Nicolas Maduro: The Venezuelan Opposition Plans Its Next Move Against Maduro's Illegitimate Government

Impact

Recently I attended a gathering of Venezuelans in Mexico City with three opposition members of the National Assembly: Julio César Montoya, María Corina Machado (the one physically attacked and injured in the assembly last month), and Miguel Ángel Rodríguez. The visit was part of a wider international strategy to denounce the electoral fraud of April 14 earlier this year that made official the de facto government of Nicolás Maduro. During the last month opposition leaders and congressmen have traveled to Paraguay, Peru, Colombia, and now Mexico. Earlier this week opposition leader Henrique Capriles even met with Colombia’s President Juan Manuel Santos, prompting an outraged declaration from Nicolás Maduro, who previously slammed CNN for interviewing opposition leaders.

I want to take the chance to speak about this gathering with the three members of the National Assembly. Like anything regarding Venezuelan politics, it was a very heated conversation. First, Julio César Montoya took notice of the presence of the TV channel Telesur, which is an international broadcast paid by the Venezuelan government to spread the regime’s propaganda in South America. The congressman invited them to stay for the press conference and then asked them to leave because they wanted to speak frankly with us, comparing Telesur with Goebbels’s propaganda machine. Telesur is widely known to be a laboratory of news manipulation typical of totalitarian regimes. It was a heated moment, but finally they agreed.

Additionally, it was brought to our attention that a small group from the Autonomous National University of Mexico (UNAM) was also present. It was a group of students from the School of Philosophy accompanied by a professor. The School of Philosophy is known to be a place of Mexico’s radical revolutionary left. What were they doing there?

After 15 years of authoritarian socialism, Venezuelans are used to a regime which hires spies everywhere we go, and if the students were really recording information for their thesis projects, we don’t have the luxury of being naïve regarding the professor’s intentions. They were also asked to leave after the press conference. If the students were unaware that they were being used by their communist professor to become part of the propaganda machine of a foreign autocratic regime, the responsibility falls entirely on the professor. It was another heated moment.

Once the three legislators were free to speak, besides the typical political speeches, three very interesting details were told to us.

1. The reason why the second part of Mario Silva’s infamous audio recording in which he speaks freely about the Maduro regime's huge web of corruption has not been published yet, is because the opposition is waiting for a more strategic moment to do so. Mario Silva is a former voice of the regime, who retired after a recording was released to the public in which he speaks for more than an hour about the Maduro regime's violent internal divisions and submissiveness to the Cuban regime.

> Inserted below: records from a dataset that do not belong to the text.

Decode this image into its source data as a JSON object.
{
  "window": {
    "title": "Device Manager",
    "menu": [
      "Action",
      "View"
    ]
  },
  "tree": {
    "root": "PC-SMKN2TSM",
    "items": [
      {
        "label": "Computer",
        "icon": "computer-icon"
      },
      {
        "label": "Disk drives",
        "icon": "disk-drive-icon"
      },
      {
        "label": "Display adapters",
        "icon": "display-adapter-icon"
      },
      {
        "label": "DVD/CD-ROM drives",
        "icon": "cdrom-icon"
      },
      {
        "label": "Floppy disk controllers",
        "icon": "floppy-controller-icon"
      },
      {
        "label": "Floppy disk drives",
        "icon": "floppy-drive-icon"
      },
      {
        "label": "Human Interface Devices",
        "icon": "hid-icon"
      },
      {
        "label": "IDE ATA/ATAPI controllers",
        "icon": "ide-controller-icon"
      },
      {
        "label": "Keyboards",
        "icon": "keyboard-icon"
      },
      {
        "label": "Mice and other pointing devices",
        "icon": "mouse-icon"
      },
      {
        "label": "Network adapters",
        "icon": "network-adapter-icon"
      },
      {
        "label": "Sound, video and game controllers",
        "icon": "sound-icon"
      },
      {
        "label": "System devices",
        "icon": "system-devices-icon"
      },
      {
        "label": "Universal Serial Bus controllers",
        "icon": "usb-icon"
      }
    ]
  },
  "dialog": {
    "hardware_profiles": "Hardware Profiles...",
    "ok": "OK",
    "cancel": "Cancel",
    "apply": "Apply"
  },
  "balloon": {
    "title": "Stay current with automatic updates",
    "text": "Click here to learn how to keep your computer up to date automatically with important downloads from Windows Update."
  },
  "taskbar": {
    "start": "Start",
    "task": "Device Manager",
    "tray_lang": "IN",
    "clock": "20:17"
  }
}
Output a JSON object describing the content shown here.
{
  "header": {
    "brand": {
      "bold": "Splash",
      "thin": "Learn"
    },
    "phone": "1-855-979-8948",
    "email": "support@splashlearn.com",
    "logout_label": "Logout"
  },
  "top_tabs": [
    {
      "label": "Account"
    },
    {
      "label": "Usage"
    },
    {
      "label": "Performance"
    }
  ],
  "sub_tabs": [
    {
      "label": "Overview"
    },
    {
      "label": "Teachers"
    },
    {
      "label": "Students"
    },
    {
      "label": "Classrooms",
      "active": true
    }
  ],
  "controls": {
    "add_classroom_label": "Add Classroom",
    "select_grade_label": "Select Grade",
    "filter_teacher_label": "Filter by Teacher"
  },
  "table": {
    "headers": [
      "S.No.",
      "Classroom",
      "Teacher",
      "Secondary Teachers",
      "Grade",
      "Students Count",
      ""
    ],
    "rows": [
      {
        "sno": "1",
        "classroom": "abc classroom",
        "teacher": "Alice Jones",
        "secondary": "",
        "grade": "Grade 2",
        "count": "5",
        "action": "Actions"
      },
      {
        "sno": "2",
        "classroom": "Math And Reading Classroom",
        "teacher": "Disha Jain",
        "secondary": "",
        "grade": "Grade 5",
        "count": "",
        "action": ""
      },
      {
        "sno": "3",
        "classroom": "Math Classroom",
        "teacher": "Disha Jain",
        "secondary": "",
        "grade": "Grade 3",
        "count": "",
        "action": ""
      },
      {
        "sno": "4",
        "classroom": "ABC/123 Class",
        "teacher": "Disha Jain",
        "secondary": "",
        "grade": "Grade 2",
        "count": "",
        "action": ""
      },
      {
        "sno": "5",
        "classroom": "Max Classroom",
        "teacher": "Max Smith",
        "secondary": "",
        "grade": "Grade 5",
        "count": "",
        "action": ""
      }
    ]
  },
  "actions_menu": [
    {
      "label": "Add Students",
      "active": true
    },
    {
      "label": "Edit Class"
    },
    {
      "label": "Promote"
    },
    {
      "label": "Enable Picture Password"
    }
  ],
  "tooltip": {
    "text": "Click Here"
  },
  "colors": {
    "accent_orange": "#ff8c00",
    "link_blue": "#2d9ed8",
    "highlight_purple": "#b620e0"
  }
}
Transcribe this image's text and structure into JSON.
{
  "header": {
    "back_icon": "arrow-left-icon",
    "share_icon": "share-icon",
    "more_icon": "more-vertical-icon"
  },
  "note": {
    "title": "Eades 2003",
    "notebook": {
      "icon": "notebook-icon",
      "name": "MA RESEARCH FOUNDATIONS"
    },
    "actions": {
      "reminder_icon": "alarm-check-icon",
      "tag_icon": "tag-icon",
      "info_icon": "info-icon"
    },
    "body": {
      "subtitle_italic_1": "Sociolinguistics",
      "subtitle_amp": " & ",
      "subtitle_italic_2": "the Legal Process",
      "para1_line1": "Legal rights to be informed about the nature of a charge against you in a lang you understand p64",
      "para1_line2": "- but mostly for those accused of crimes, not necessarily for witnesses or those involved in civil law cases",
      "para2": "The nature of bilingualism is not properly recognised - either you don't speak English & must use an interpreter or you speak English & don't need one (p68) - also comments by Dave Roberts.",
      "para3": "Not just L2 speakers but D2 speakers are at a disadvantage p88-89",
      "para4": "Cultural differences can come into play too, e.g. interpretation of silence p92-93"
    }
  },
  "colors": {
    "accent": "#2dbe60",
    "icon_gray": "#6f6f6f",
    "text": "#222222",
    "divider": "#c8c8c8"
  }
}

2. A huge file uncovering the Bandes’ corruption case, a fraud with Venezuelan debt bonds that produced $66 million and that implicates Venezuela’s government officials as well as some people from abroad, is about to come out soon.

3. The Paraguayan President Federico Franco is willing to introduce at the Organization of American States a motion to discuss the application of the Inter-American Democratic Charter against the de facto government of Nicolás Maduro, for having robbed the April 14 presidential election. According to Montoya, there are five more American countries willing to back up the motion. He hinted that Peru might be one of them. An international front against Maduro’s de facto regime is building up.

The gathering showed that the Venezuelan opposition has a well-thought-out strategy to combat Maduro’s usurpation of the Venezuelan government. Montoya closed his speech with three simple points where the opposition has the advantage: they are divided; we are united. They lack a discourse of solutions; we have the solutions. They no longer have a leader; we do have one: Henrique Capriles Radonski.